洗衣裳的婆娘们在码头边上捶衣服,这次她们不捂胸口,改说闲话了。

”对面那个寡妇,跟隔壁阿黑哥走得太近了。”
”她自己没男人,就见不得别人有男人。”
“你们别瞎说,人家阿黑哥媳妇盯得紧着呢。”

然后是一阵压低了的笑。阿姐大概听见了,她什么都没说,只是那天摔盆摔得比平时更响。
那面墙有一回差点拆了。下了几天的雨,墙根朽了一大块,阿姐自己和了泥来补。阿黑哥过来说要帮忙,阿姐说不用。阿黑哥没走,在旁边站了一会儿,看她把泥一点一点糊上去。两个人一个站这边,一个站那边,中间只隔着一层湿泥,那泥还没干,还在往下淌。阿黑哥站了很久,最后说了一句:"这墙是该换了。"阿姐没抬头,只说:"换了做什么。"阿黑哥没有再说话,转身走了。
那墙始终没换。后来我想起这件事,就觉得阿姐大概是不想换的。墙在,她还能听见那边的声音;墙要是不在了,她就什么都没了。
我真正记住那面墙,是因为一个夏天夜里。我那天睡得早,半夜醒了,就趴在窗口看湖。夏天的夜很静,月亮白晃晃的,湖面上有一层薄薄的银光,我看对面阿黑哥家看得很清楚。那时候我小,不懂。我正准备关上窗户,忽然看见对面阿姐的窗户亮了。那盏油灯是黄黄的,不怎么亮,但能照见她坐在床沿上的影子。
后来不知过了多久,阿黑哥一家搬走了。他老婆嫌湖边的房子太潮,风湿犯了,要到镇上住。阿黑哥没说什么,收拾了东西就走了。走的那天,阿姐在院子里摔盆,摔了整整一个上午。那声音又重又急,像是要把盆底摔穿似的。到了中午,她忽然停了,把盆捡起来,洗了,放回原处。然后她在门槛上坐了下来,坐了很久,久到日头都偏了西。

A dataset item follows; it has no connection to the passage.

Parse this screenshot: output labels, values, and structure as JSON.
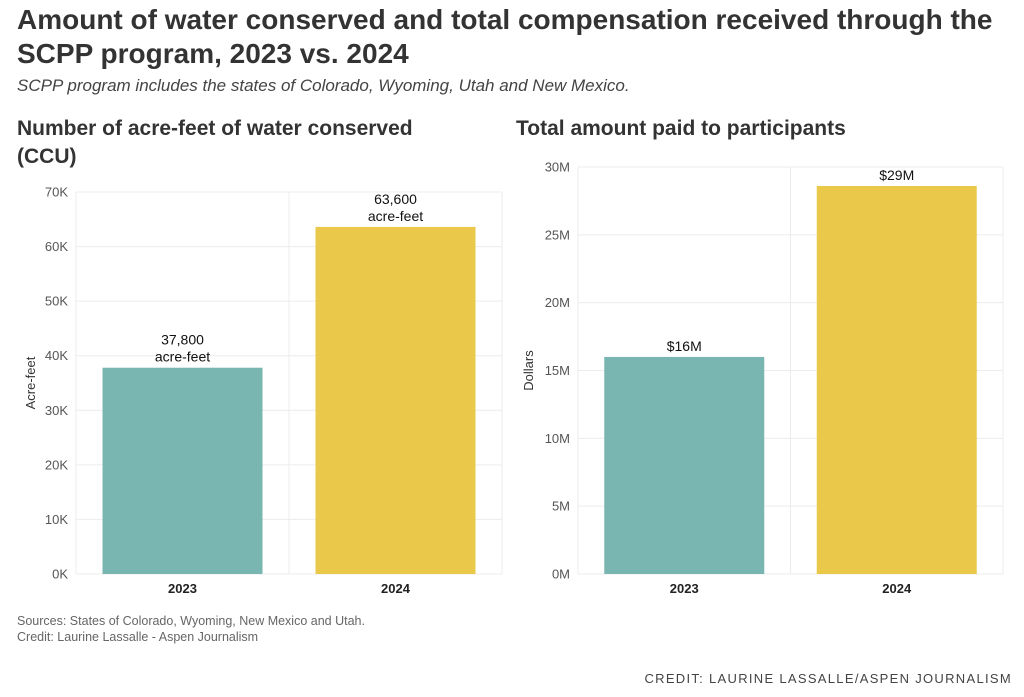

阿黑哥走了之后,阿姐开始变得有些不一样。起初她只是偶尔说一句"阿黑哥是个胆小鬼",说的时候语气冷冷的,像是在骂人。后来她说的次数多了起来,逢人就说:"阿黑哥,你们晓得吧,别看他每天晚上跟头饿狼似的,其实是个胆小鬼,银样蜡枪头。"
她说话的时候眼神直直的,语气里带着一种奇怪的认真,不像是在说笑。镇上的人起初还好奇,有好事者追着她问:"阿姐,你怎么知道的?"阿姐听了也不答,只是把那句话又重复一遍:"银样蜡枪头。"然后就走开了。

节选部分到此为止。